Sunday, April 02, 2006
Warrick reconstructs JaysRomanHistory.com
A couple of quotes from their site:
Welcome! This website has been put back on the Internet by friends of Jay King, the original author, who died unexpectedly in 2005. We didn't want Jay's excellent reference site to be lost forever because it no longer had a home on the Internet at SJSU.
and
This site has been selected as a valuable educational Internet resource for Discovery Channel School.
Update on 4/30/06:
This week I received an email from a Carter R., a webmaster who had used Warrick back in Jan 2006 to reconstruct two of his sites when the hard drive of his personally-maintained web server crashed:
http://dckickball.org/
http://cubanlinks.org/
He writes about using Warrick in his blog entries:
http://cubanlinks.org/blog/articles/2006/01/17/im-back-sort-of
http://cubanlinks.org/blog/articles/2006/01/20/getting-there
From Carter's blog:
One bright spot has been the recovery of my content via a tool called Warrick that uses various caching services and APIs from Google, Yahoo, the Internet Archive and others to reconstruct lost websites. So far, I’ve recovered posts for Cubanlinks going all the way back to its first post in 2002...Although Warrick wasn't able to recover all of Carter's websites, he seemed pretty thankful for what he was able to get back:
... I’ll describe the rebuilding process in more detail as I go along.

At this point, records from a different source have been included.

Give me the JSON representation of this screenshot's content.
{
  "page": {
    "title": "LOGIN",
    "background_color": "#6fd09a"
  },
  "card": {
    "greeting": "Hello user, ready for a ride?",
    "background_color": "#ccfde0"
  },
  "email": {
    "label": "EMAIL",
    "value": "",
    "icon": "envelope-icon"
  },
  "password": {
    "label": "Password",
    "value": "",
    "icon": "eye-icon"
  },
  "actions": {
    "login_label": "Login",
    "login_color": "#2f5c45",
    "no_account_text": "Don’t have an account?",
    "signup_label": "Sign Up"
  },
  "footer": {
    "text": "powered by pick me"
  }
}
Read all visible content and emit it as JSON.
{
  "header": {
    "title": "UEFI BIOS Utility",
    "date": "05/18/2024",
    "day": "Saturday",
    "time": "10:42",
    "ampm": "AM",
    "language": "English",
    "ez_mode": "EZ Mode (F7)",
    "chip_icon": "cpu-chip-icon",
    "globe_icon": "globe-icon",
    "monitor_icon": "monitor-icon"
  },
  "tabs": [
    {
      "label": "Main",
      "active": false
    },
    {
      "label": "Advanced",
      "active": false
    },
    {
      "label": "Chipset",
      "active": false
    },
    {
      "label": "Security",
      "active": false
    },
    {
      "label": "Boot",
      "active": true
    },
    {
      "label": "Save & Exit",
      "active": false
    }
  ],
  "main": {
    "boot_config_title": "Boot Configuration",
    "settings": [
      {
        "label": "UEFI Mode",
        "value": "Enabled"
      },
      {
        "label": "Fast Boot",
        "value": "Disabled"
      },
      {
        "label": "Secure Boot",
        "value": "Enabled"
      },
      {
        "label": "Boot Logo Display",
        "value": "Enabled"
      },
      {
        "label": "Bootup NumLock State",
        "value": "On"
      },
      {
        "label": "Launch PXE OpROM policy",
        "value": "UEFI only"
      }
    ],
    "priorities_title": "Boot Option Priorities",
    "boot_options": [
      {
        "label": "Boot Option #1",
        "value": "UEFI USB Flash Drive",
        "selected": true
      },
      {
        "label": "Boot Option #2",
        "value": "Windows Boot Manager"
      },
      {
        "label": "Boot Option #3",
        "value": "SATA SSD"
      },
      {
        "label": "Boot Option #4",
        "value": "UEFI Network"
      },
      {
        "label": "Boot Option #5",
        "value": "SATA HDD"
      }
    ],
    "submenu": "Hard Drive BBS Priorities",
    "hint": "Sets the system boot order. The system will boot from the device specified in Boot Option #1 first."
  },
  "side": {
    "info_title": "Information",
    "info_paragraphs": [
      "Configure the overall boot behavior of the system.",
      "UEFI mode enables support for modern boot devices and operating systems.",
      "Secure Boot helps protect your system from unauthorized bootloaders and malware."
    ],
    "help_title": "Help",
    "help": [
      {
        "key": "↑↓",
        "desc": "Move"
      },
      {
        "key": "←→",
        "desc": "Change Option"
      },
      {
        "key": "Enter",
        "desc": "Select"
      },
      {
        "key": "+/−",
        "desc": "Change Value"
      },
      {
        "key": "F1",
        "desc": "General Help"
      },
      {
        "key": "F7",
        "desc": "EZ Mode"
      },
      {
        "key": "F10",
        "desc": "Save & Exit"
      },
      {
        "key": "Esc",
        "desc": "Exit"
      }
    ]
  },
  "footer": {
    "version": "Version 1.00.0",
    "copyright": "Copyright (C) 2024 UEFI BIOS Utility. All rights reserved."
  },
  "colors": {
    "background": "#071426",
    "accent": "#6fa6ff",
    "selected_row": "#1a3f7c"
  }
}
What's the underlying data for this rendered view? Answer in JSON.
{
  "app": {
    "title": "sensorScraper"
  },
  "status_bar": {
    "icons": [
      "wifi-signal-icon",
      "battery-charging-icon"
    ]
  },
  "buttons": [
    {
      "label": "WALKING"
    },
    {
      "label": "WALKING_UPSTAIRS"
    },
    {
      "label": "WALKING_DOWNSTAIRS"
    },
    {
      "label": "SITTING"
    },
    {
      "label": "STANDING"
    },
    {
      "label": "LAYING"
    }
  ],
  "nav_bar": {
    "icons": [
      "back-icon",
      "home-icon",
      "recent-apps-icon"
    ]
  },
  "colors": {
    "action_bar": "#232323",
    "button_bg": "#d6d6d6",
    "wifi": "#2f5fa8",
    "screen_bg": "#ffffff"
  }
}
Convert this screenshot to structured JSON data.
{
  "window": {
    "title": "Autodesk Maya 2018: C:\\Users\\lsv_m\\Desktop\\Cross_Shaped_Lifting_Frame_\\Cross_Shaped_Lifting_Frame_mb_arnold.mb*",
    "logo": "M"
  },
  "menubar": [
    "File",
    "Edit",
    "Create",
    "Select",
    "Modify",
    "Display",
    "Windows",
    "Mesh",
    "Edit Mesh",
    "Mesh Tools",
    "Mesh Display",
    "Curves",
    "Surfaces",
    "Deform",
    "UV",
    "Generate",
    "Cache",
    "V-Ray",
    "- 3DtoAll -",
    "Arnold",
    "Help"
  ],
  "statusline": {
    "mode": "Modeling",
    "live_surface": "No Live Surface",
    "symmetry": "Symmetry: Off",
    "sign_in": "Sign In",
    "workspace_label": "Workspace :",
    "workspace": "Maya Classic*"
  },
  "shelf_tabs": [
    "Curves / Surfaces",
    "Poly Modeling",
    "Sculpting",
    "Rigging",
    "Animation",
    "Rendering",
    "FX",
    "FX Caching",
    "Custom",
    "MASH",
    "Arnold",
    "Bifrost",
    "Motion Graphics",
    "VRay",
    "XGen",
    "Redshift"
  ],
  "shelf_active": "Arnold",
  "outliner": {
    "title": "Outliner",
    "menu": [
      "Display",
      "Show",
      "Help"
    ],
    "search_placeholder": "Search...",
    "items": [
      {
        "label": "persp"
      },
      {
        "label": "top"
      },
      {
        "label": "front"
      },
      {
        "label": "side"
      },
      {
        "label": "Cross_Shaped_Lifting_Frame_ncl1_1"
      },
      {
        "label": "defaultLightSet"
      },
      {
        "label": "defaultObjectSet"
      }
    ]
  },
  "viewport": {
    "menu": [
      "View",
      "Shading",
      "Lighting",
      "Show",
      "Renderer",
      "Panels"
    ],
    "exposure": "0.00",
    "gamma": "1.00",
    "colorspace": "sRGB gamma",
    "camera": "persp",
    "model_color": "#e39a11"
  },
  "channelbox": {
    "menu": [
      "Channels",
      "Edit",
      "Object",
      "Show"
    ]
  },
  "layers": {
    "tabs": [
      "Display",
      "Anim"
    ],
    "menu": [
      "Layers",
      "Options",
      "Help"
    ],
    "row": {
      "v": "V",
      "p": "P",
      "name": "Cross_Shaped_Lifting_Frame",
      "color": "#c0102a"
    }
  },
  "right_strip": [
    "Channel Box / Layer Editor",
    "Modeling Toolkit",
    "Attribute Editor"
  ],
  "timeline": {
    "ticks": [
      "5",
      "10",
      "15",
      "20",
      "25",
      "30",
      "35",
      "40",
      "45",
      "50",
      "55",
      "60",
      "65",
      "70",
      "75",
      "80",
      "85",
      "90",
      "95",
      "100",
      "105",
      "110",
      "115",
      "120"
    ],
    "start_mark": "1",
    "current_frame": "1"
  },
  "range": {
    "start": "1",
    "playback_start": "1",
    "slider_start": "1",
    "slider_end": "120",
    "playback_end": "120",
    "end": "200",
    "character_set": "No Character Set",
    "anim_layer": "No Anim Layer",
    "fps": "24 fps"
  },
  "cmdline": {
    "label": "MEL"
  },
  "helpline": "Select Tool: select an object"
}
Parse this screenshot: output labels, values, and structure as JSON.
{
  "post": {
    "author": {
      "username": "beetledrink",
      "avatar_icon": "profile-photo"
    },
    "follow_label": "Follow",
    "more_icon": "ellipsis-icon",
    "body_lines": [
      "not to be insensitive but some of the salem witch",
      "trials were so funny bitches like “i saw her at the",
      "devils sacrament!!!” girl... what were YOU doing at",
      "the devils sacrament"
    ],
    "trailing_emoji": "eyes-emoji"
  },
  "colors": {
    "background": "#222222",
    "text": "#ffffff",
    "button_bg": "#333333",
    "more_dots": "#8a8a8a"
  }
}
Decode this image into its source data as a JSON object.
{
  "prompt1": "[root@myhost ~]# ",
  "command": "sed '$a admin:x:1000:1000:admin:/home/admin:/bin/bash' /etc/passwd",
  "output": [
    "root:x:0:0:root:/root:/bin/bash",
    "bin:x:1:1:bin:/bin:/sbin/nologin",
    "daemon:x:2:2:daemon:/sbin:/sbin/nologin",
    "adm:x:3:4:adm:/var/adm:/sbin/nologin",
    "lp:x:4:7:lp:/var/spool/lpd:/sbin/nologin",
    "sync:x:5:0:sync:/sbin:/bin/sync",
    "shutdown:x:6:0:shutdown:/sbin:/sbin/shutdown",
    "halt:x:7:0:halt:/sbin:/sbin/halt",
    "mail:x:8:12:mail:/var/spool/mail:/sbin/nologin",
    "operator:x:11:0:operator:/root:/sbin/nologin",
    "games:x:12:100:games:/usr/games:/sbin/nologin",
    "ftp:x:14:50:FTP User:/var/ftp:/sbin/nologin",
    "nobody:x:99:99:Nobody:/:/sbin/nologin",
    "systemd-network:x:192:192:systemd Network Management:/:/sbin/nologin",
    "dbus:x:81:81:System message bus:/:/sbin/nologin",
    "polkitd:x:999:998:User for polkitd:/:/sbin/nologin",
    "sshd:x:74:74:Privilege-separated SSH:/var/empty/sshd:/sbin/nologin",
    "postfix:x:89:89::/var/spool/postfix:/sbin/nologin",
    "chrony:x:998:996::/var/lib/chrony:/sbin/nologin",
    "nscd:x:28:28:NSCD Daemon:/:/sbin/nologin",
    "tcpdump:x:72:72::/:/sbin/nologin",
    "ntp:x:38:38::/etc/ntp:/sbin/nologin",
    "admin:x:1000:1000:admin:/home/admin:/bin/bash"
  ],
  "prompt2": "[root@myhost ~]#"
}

The main point that I want to get across is this: BACK UP YOUR DATA!. The shock of losing a year’s worth of blood and sweat (regarding the code that powered DCKickball) still has yet to fully sink in. Don’t pull a Carter.
It’s unclear how many posts never got recovered with Warrick in the first place. Eyeballing it, I’d say I have at least 80% of my posts. And you know what? I’ll take that.These sites are definitely the first to be reconstructed with Warrick without my help.
Saturday, April 01, 2006
Wikipedia, the study aid
In preparation for the exam, I have come to realize just how invaluable Wikipedia is for a study tool. I’ve also become somewhat addicted to updating resources in my field of study. I recently updated entries on digital libraries, OAI-PMH, and digital preservation. I also found a comprehensive section on the Churches of Christ; I’m a member of this church and learned some things I never even knew about it!